Для нервного и впечатлительного юноши трудно было вообразить более ненормальную атмосферу, чем анатомический театр. Но Лёва упрям и в первый месяц учебы начинает посещать занятия выдающегося физиолога Ивана Михайловича Сеченова, который преподавал на старших курсах, «…слушал с большим интересом, – пишет он матери, – хотя опыты над лягушкой были довольно противны. Лягушку распинают гвоздиками на дощечке, обнажают ей нерв, на который наводят электрический ток, лягушка корчится, шевелит лапками, изо рта ней течет кровь, а профессор с интересом и важностью рассказывает студентам от чего какие происходят действия. Это очень гадко с непривычки, хотя если жалко лягушку, то что же я буду делать, когда надо будет резать собак и кошек. В анатомическом театре каждый день густой и едкий трупный запах. Принюхиваюсь… но все-таки воняет и сказать, чтобы можно было привыкнуть к этому запаху, я думаю, невозможно. Когда приходишь домой или где-нибудь в гостях, везде в носу остается этот запах».
Не очень вписался он и в студенческую среду.
«У меня был на факультете близкий товарищ Ваня Раевский, – пишет Лев Львович в воспоминаниях, – с которым мы вместе ходили на лекции; но у обоих нас не хватало энергии, чтобы, как наши товарищи, энергичные и неизбалованные евреи, которых была суетливая толпа, освоиться со всеми неудобствами и недостатками университетского обихода и принять их безропотно».
Однако ссылка на Раевского неудачна. Раевский успешно закончил московский университет в отличие от Льва.

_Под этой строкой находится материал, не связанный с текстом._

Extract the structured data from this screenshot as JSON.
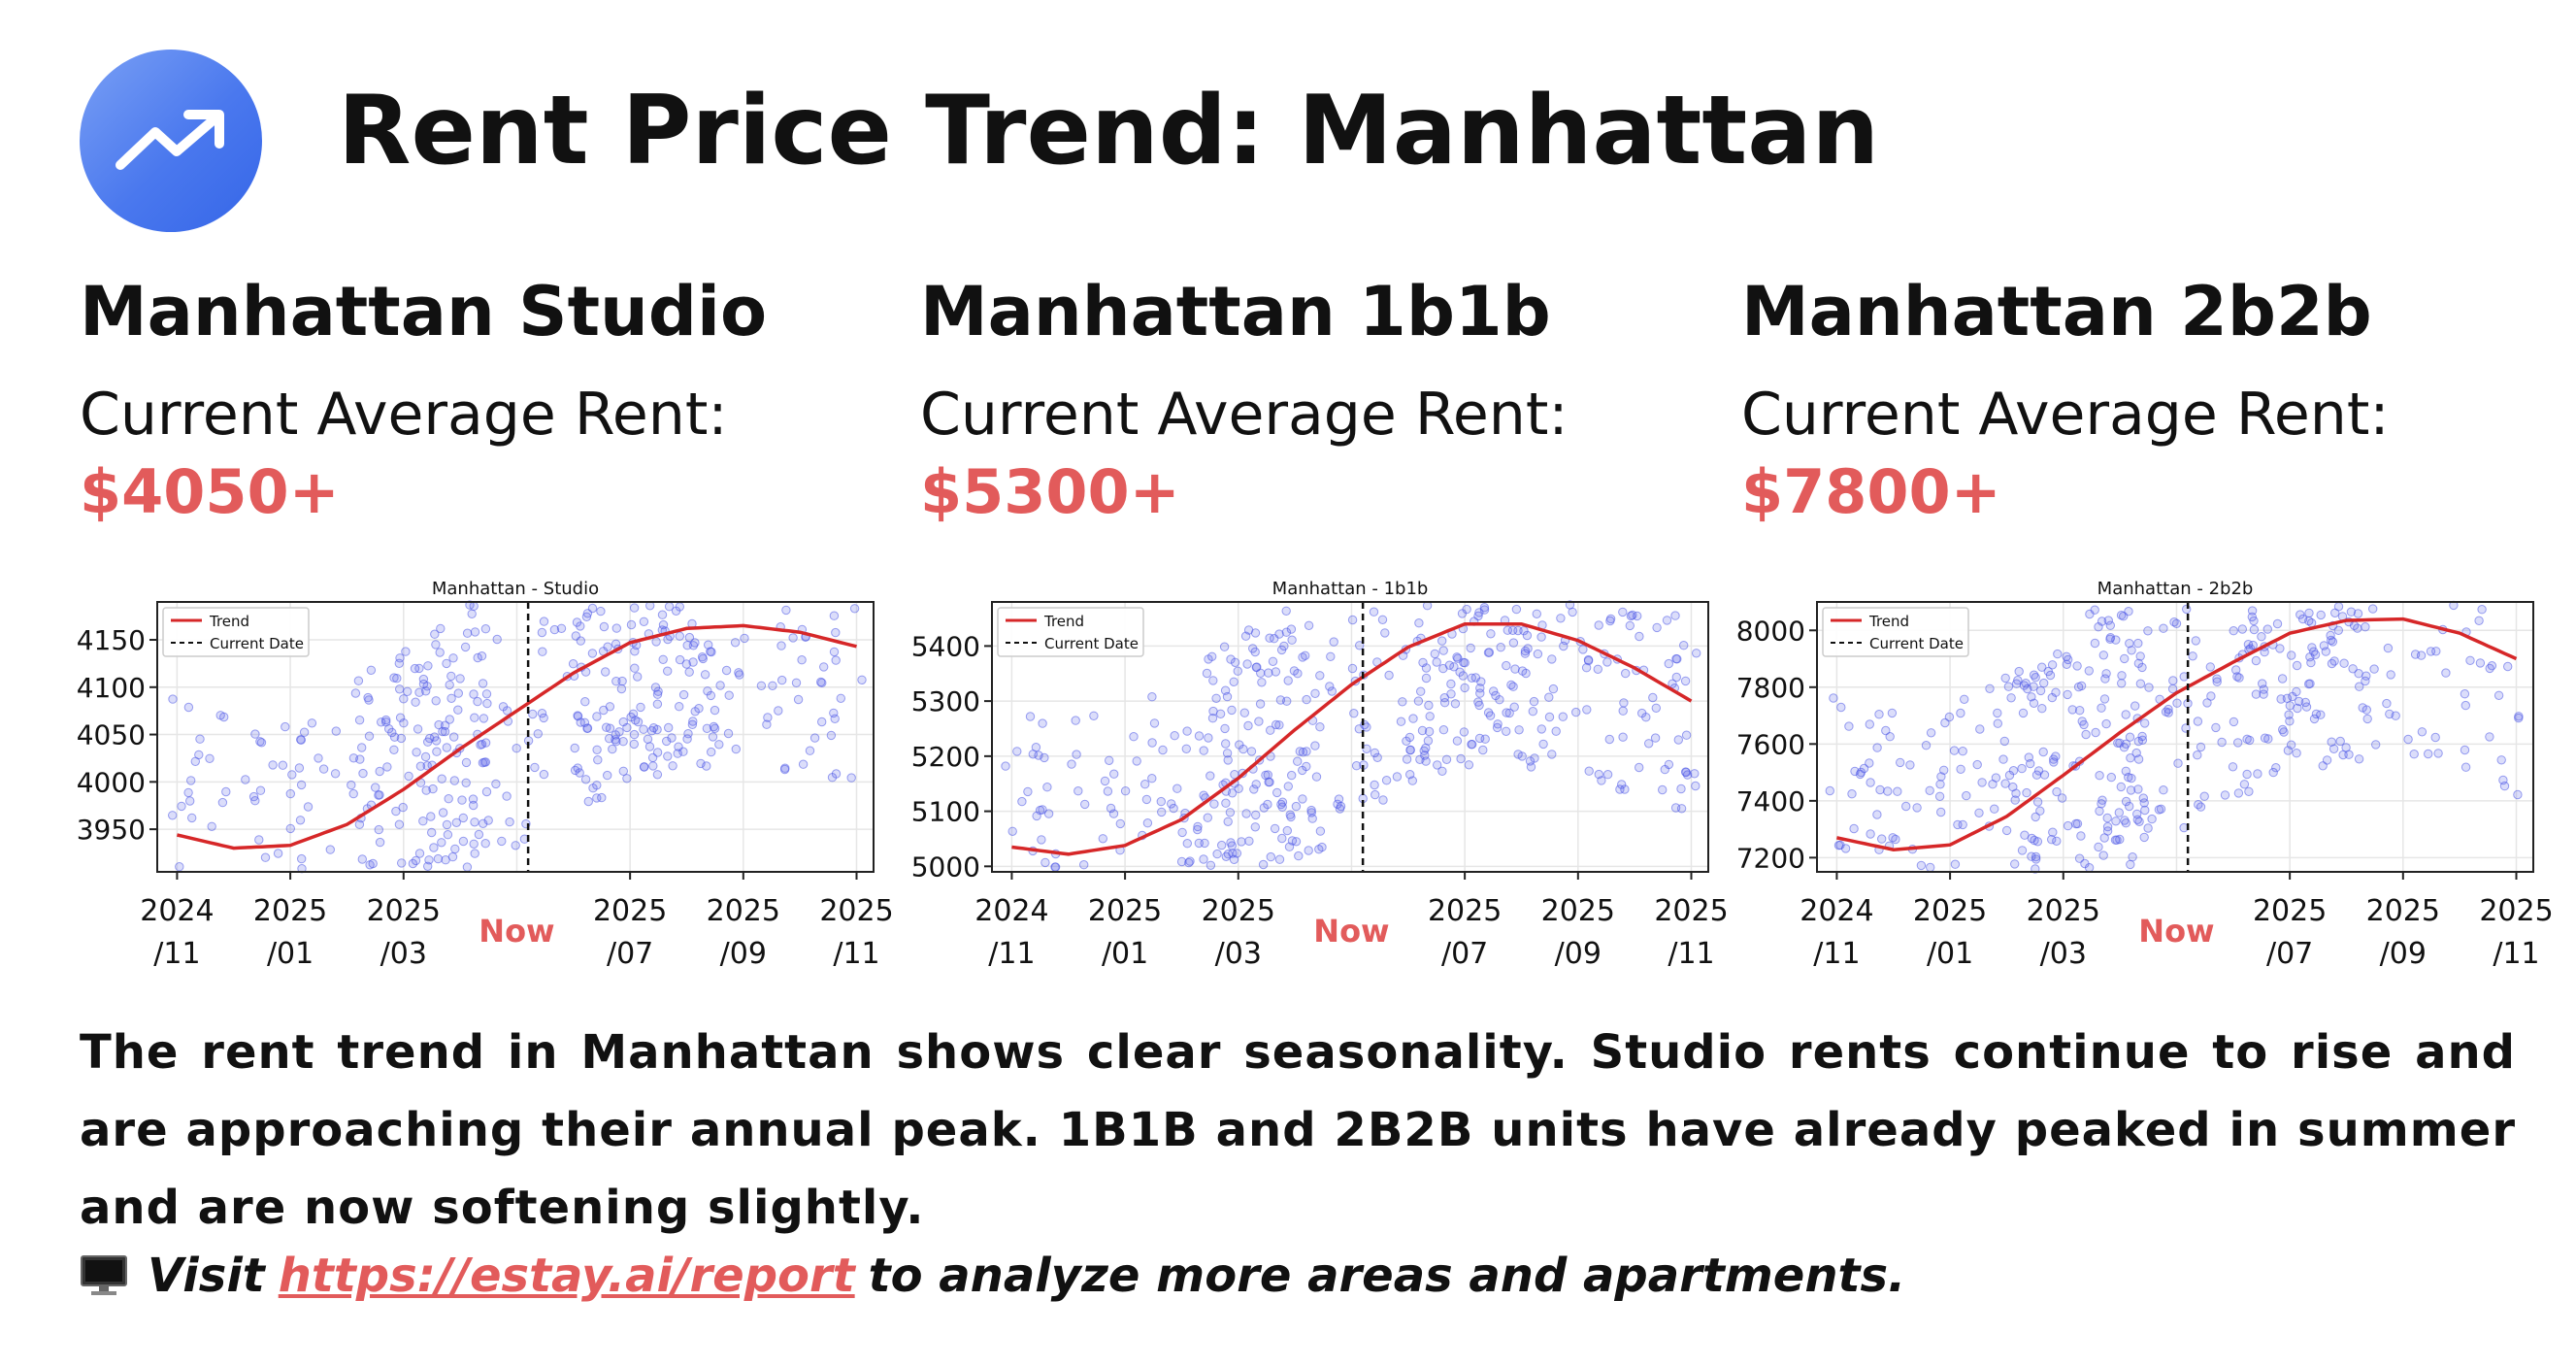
{
  "header": {
    "title": "Rent Price Trend:  Manhattan",
    "icon": "trending-up-icon",
    "accent": "#4a78ee"
  },
  "colors": {
    "highlight": "#e25b5b",
    "scatter": "#4b55e6",
    "trend": "#d62728"
  },
  "columns": [
    {
      "heading": "Manhattan Studio",
      "rent_label": "Current Average Rent:",
      "rent_value": "$4050+"
    },
    {
      "heading": "Manhattan 1b1b",
      "rent_label": "Current Average Rent:",
      "rent_value": "$5300+"
    },
    {
      "heading": "Manhattan 2b2b",
      "rent_label": "Current Average Rent:",
      "rent_value": "$7800+"
    }
  ],
  "chart_data": [
    {
      "type": "scatter",
      "title": "Manhattan - Studio",
      "legend": [
        "Trend",
        "Current Date"
      ],
      "legend_position": "top-left",
      "x_ticks": [
        "2024\n/11",
        "2025\n/01",
        "2025\n/03",
        "2025\n/07",
        "2025\n/09",
        "2025\n/11"
      ],
      "now_label": "Now",
      "xlim": [
        -0.35,
        12.3
      ],
      "now_x": 6.2,
      "ylim": [
        3905,
        4190
      ],
      "yticks": [
        3950,
        4000,
        4050,
        4100,
        4150
      ],
      "trend": {
        "x": [
          0,
          1,
          2,
          3,
          4,
          5,
          6,
          7,
          8,
          9,
          10,
          11,
          12
        ],
        "y": [
          3944,
          3930,
          3933,
          3955,
          3992,
          4035,
          4075,
          4115,
          4147,
          4162,
          4165,
          4158,
          4143
        ]
      }
    },
    {
      "type": "scatter",
      "title": "Manhattan - 1b1b",
      "legend": [
        "Trend",
        "Current Date"
      ],
      "legend_position": "top-left",
      "x_ticks": [
        "2024\n/11",
        "2025\n/01",
        "2025\n/03",
        "2025\n/07",
        "2025\n/09",
        "2025\n/11"
      ],
      "now_label": "Now",
      "xlim": [
        -0.35,
        12.3
      ],
      "now_x": 6.2,
      "ylim": [
        4990,
        5480
      ],
      "yticks": [
        5000,
        5100,
        5200,
        5300,
        5400
      ],
      "trend": {
        "x": [
          0,
          1,
          2,
          3,
          4,
          5,
          6,
          7,
          8,
          9,
          10,
          11,
          12
        ],
        "y": [
          5035,
          5022,
          5038,
          5085,
          5160,
          5248,
          5330,
          5398,
          5440,
          5440,
          5410,
          5360,
          5300
        ]
      }
    },
    {
      "type": "scatter",
      "title": "Manhattan - 2b2b",
      "legend": [
        "Trend",
        "Current Date"
      ],
      "legend_position": "top-left",
      "x_ticks": [
        "2024\n/11",
        "2025\n/01",
        "2025\n/03",
        "2025\n/07",
        "2025\n/09",
        "2025\n/11"
      ],
      "now_label": "Now",
      "xlim": [
        -0.35,
        12.3
      ],
      "now_x": 6.2,
      "ylim": [
        7150,
        8100
      ],
      "yticks": [
        7200,
        7400,
        7600,
        7800,
        8000
      ],
      "trend": {
        "x": [
          0,
          1,
          2,
          3,
          4,
          5,
          6,
          7,
          8,
          9,
          10,
          11,
          12
        ],
        "y": [
          7270,
          7228,
          7245,
          7345,
          7490,
          7640,
          7780,
          7888,
          7990,
          8035,
          8040,
          7990,
          7900
        ]
      }
    }
  ],
  "summary": "The rent trend in Manhattan shows clear seasonality. Studio rents continue to rise and are approaching their annual peak. 1B1B and 2B2B units have already peaked in summer and are now softening slightly.",
  "visit": {
    "icon": "monitor-icon",
    "prefix": "Visit",
    "link": "https://estay.ai/report",
    "suffix": "to analyze more areas and apartments."
  }
}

Причина его неудач коренилась в нем самом. Один из тех «энергичных и неизбалованных евреев», о которых он пишет с барским высокомерием, оставил о Лёве Толстом свои воспоминания: «Как курьез вспоминаю мой разговор с товарищем по первому курсу, сыном Льва Николаевича Толстого, малосимпатичным Львом Львовичем. В то время он отрабатывал очередные препараты по анатомии. Но даже приходя в анатомический театр, он подчеркнуто звал швейцара, чтобы тот снял с него шинель. Вообще он держался как типичный белоподкладочник, графский сынок. На мое предложение записаться в группу для занятий по физиологии растений он ответил отказом и в оправдание стал совсем уж неосмысленно ссылаться на то, что его отец, Л. Н. Толстой, доказал ненужность и бесполезность ботаники как науки. Я посоветовал ему не ссылаться так необдуманно на Л. Н. Толстого и уже не возобновлял с ним этого разговора» (З. Г. Френкель. «Записки о жизненном пути»).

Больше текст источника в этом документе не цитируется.